Start up

Hi guys,
I am thinking of starting up my own haulage firm but i was just woundering whether or not you guys could tell me the vital information on how to do things the right way and if i need any qualifications to start up and so on so if you could give me any info that would be grat and what trucks are the cheapest to run but are very good quality
thank you
Jordan Lloyd

Hello Jordy,

I’m just starting up myself, so there are others further down the road than I am, but I’ll give what advice I can. Most people’s advice will be “Don’t do it”.

The very very first step is to have work in place on which you can make a reasonable return on your time and money, for a person or company which is financially sound and which pays on time.

You will either need a Certificate of Professional Competence in Road Haulage, or to employ somebody who has one. You will need a place to operate from, a maintenance contract, sufficient funds to satisfy the Traffic Commissioner etc etc etc.

If it helps, here’s the current status of my own application, showing the actions needed to be taken before a licence is granted. Ignore the arrow, that’s something I drew on their for someone else.

Thank you mate for this peice of advice and the best of luck to you and your company :smiley:

Hi Harry, just a question for you really, how do you manage to have work in the pipeline over 6 months in advance? Is the work you are doing now part of the future contract, or do you know someone who has work lined up for you in September?
cheers

I am going to start off sub-contracting until I can get my own work in place, the firm I am going to sub-contract to is one I have worked with for many years as an employee of a company I worked for for nearly a decade, and I have been in regular contact with them since before I took the first step, booking the CPC, last November. As soon as I get a vehicle on the road, they are ready to give me as much work as I want.

I do have a back-up in place for another large and long-established firm, again through personal contacts, and again they have said that they would take me on at any point I wanted work. For that though I will need to upgrade my O licence from National to International, which I will be doing as soon as my National Licence is granted, but which will take 8-9 weeks to be upgraded.

I couldn’t apply for an International licence from the start because I failed the International module in December 2012, and by the time I received confirmation that I passed the re-sit in March, my application was already quite advanced and it would have delayed granting of the National licence, which is all I need in the beginning anyway.

To my mind, personal contacts are a far better way of finding reasonable work than adverts in Truck & Driver.

Although September is listed as VOSA’s target date, they say that applications are currently taking an average of nine weeks, and it is nine weeks to the day since they received the application, so I’m hoping it will be here in the next week or two.

Harry Monk:
Although September is listed as VOSA’s target date, they say that applications are currently taking an average of nine weeks, and it is nine weeks to the day since they received the application, so I’m hoping it will be here in the next week or two.

Have you tried leaning on your caseworker for an interim?
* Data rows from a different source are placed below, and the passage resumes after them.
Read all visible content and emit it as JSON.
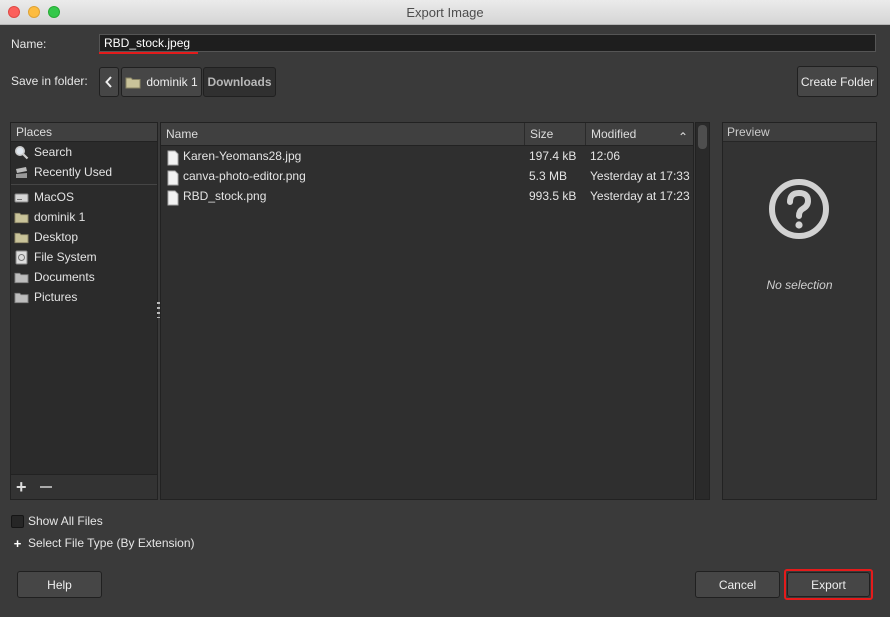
{
  "window": {
    "title": "Export Image"
  },
  "name_label": "Name:",
  "name_value": "RBD_stock.jpeg",
  "save_label": "Save in folder:",
  "breadcrumb": {
    "back_icon": "chevron-left-icon",
    "items": [
      "dominik 1",
      "Downloads"
    ]
  },
  "create_folder": "Create Folder",
  "places": {
    "header": "Places",
    "items": [
      {
        "label": "Search",
        "icon": "search-icon"
      },
      {
        "label": "Recently Used",
        "icon": "recent-icon"
      },
      {
        "label": "MacOS",
        "icon": "drive-icon"
      },
      {
        "label": "dominik 1",
        "icon": "home-folder-icon"
      },
      {
        "label": "Desktop",
        "icon": "folder-icon"
      },
      {
        "label": "File System",
        "icon": "filesystem-icon"
      },
      {
        "label": "Documents",
        "icon": "folder-icon"
      },
      {
        "label": "Pictures",
        "icon": "folder-icon"
      }
    ]
  },
  "files": {
    "columns": [
      "Name",
      "Size",
      "Modified"
    ],
    "rows": [
      {
        "name": "Karen-Yeomans28.jpg",
        "size": "197.4 kB",
        "modified": "12:06"
      },
      {
        "name": "canva-photo-editor.png",
        "size": "5.3 MB",
        "modified": "Yesterday at 17:33"
      },
      {
        "name": "RBD_stock.png",
        "size": "993.5 kB",
        "modified": "Yesterday at 17:23"
      }
    ]
  },
  "preview": {
    "header": "Preview",
    "text": "No selection"
  },
  "show_all_files": "Show All Files",
  "select_file_type": "Select File Type (By Extension)",
  "buttons": {
    "help": "Help",
    "cancel": "Cancel",
    "export": "Export"
  },
  "colors": {
    "highlight": "#e41b1b",
    "background": "#3a3a3a"
  }
}
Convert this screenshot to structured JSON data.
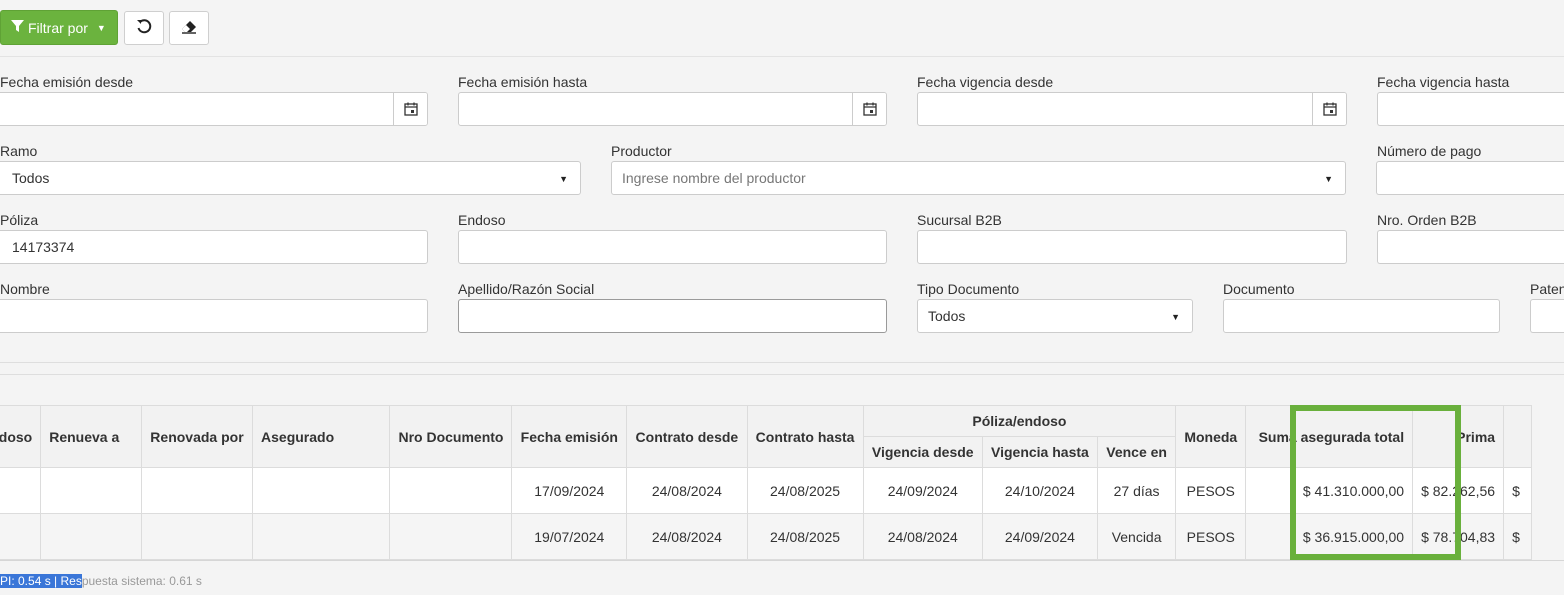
{
  "toolbar": {
    "filter_label": "Filtrar por",
    "icons": [
      "funnel-icon",
      "caret-down-icon",
      "undo-icon",
      "eraser-icon"
    ]
  },
  "form": {
    "fecha_emision_desde": {
      "label": "Fecha emisión desde",
      "value": ""
    },
    "fecha_emision_hasta": {
      "label": "Fecha emisión hasta",
      "value": ""
    },
    "fecha_vigencia_desde": {
      "label": "Fecha vigencia desde",
      "value": ""
    },
    "fecha_vigencia_hasta": {
      "label": "Fecha vigencia hasta",
      "value": ""
    },
    "ramo": {
      "label": "Ramo",
      "value": "Todos"
    },
    "productor": {
      "label": "Productor",
      "placeholder": "Ingrese nombre del productor"
    },
    "numero_pago": {
      "label": "Número de pago",
      "value": ""
    },
    "poliza": {
      "label": "Póliza",
      "value": "14173374"
    },
    "endoso": {
      "label": "Endoso",
      "value": ""
    },
    "sucursal_b2b": {
      "label": "Sucursal B2B",
      "value": ""
    },
    "nro_orden_b2b": {
      "label": "Nro. Orden B2B",
      "value": ""
    },
    "nombre": {
      "label": "Nombre",
      "value": ""
    },
    "apellido": {
      "label": "Apellido/Razón Social",
      "value": ""
    },
    "tipo_documento": {
      "label": "Tipo Documento",
      "value": "Todos"
    },
    "documento": {
      "label": "Documento",
      "value": ""
    },
    "patente": {
      "label": "Paten"
    }
  },
  "table": {
    "headers": {
      "endoso": "Endoso",
      "renueva_a": "Renueva a",
      "renovada_por": "Renovada por",
      "asegurado": "Asegurado",
      "nro_documento": "Nro Documento",
      "fecha_emision": "Fecha emisión",
      "contrato_desde": "Contrato desde",
      "contrato_hasta": "Contrato hasta",
      "group_poliza": "Póliza/endoso",
      "vigencia_desde": "Vigencia desde",
      "vigencia_hasta": "Vigencia hasta",
      "vence_en": "Vence en",
      "moneda": "Moneda",
      "suma_asegurada": "Suma asegurada total",
      "prima": "Prima"
    },
    "rows": [
      {
        "fecha_emision": "17/09/2024",
        "contrato_desde": "24/08/2024",
        "contrato_hasta": "24/08/2025",
        "vigencia_desde": "24/09/2024",
        "vigencia_hasta": "24/10/2024",
        "vence_en": "27 días",
        "moneda": "PESOS",
        "suma": "$ 41.310.000,00",
        "prima": "$ 82.262,56",
        "extra": "$"
      },
      {
        "fecha_emision": "19/07/2024",
        "contrato_desde": "24/08/2024",
        "contrato_hasta": "24/08/2025",
        "vigencia_desde": "24/08/2024",
        "vigencia_hasta": "24/09/2024",
        "vence_en": "Vencida",
        "moneda": "PESOS",
        "suma": "$ 36.915.000,00",
        "prima": "$ 78.704,83",
        "extra": "$"
      }
    ]
  },
  "status": {
    "selected": "PI: 0.54 s | Res",
    "rest": "puesta sistema: 0.61 s"
  },
  "colors": {
    "accent": "#6bb33e",
    "highlight": "#69b03c"
  }
}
We got one pretty quickly after everything was showing as done on that application tracking thing, but I think we had to make it so that the caseworker found it easier to expedite the interim licence than it was to keep answering the phone to us.

No, when I took my CPC, the trainer told us that interim licences are really a “thing of the past”, and that they don’t issue them in the way they used to. In any event an interim licence doesn’t guarantee that an O licence will be granted and I wouldn’t want to commit myself financially on the strength of one.

I’m quite happy to have another lazy week or two at home before the non-stop graft begins!